Third, Re-Validate Your Core Business Model Hypotheses
It’s time to go back to your original business model assumptions. If you haven’t been tracking changes to your assumptions using a Business Model Canvas tool, now is a good time.
List your target customer segments, in order, and based on your customer discovery findings, consider how your core value proposition may need to shift.
Take a hard look at your core resources, activities, and partners – do you need to think about what you do differently?
Lastly, your biggest and boldest question is to re-consider your costs and revenues and stress-test where you fall in the shift to value-based reimbursement.
Fourth: Take a Stand on Value-Based Reimbursement
The hardest element to predict is how and when we start to shift to value-based care, payment based on outcome, rather than traditional fee-for-service.
The shift to value-based payment and care will cause health providers and everyone delivering to the healthcare system to change the way they bill for care. Instead of being paid by the number of visits and tests they order, devices used, and pharmaceuticals prescribed (fee-for service), providers’ payments will start to be based on the value of care they deliver (value-based care).
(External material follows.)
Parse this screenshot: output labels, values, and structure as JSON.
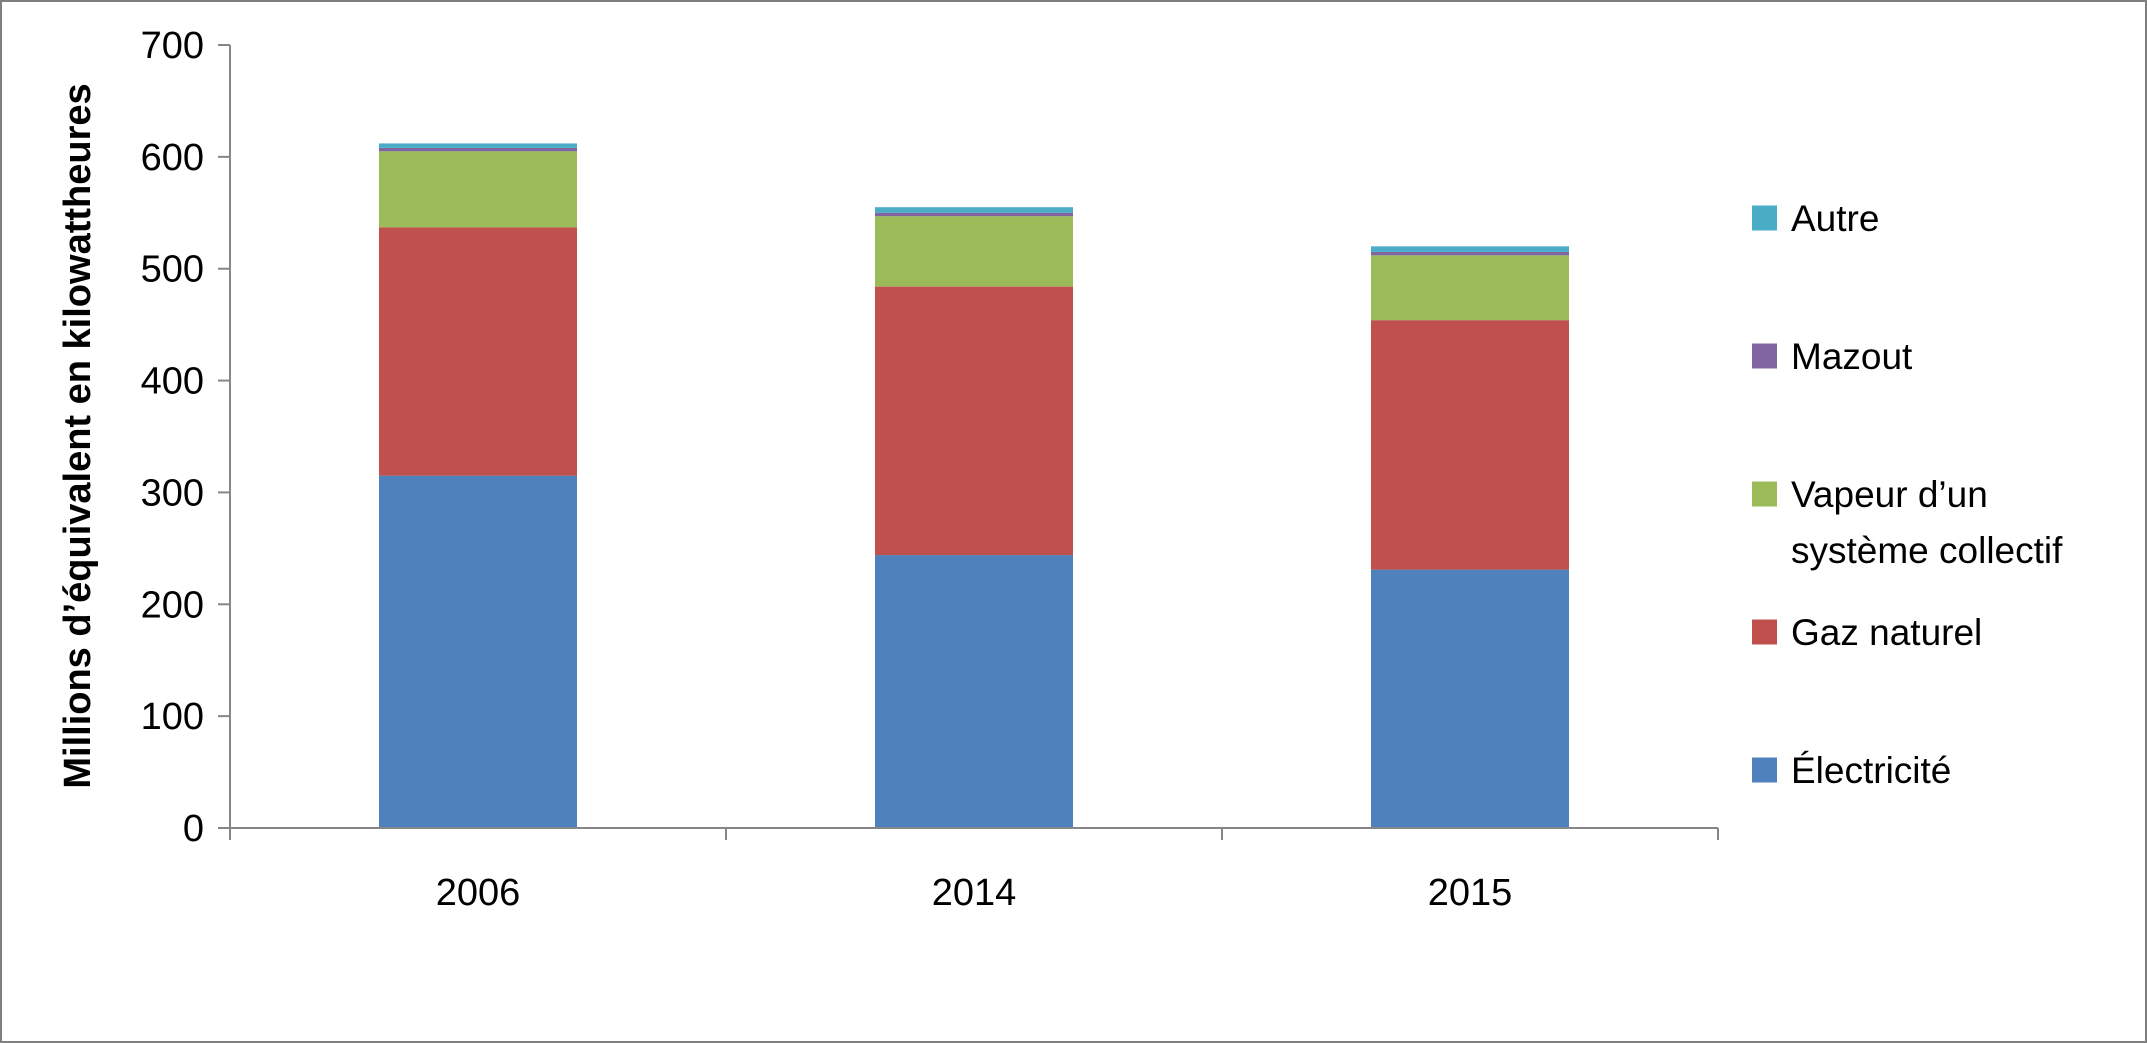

This shift is happening, but not everywhere. A number of health systems, not-for-profits and health companies and startups have each chosen where to play; with a number of stakeholders claiming bold stakes and risks, and others avoiding the change for as long as they can.
A rollback of key elements of the ACA will affect the contours of this shift, but the “train has left the station” according to many health leaders. Payers are demanding value-based payment models, integrated hospital systems are taking on population risk, and startups are experimenting with pay-for-outcomes and pay-for-performance models. Will you be a leader? Or a follower?
Finally: Rinse, Repeat and Lead
To be sure, those that work inside of healthcare complain that the pace of change is slow and incremental, particularly in front line health delivery systems. Startups have had to play at the edges, selling solutions consumers who can afford to pay, to workplace wellness efforts where ROI can be proven, or are living off of a derivative data-selling business model. Incumbent technology and service vendors are deeply locked in and want to protect their market share and flows of revenue and profit.
But one thing is certain – there is no comfortable status quo in healthcare. Even in the heart of the most cynical, money-minded hospital administrator, there is an acknowledgment that patients matter. The US is an outlier in health, and “not in a good way:”
If you believe your initiative or technology innovation can bend this curve away from more cost/worse outcome, then it’s time to double down. Change will come from government, but progress will come from leaders in the patient communities, advocates, caregivers, healthcare systems, and innovative companies that can move beyond our current trend. We only have our health and our lives to improve.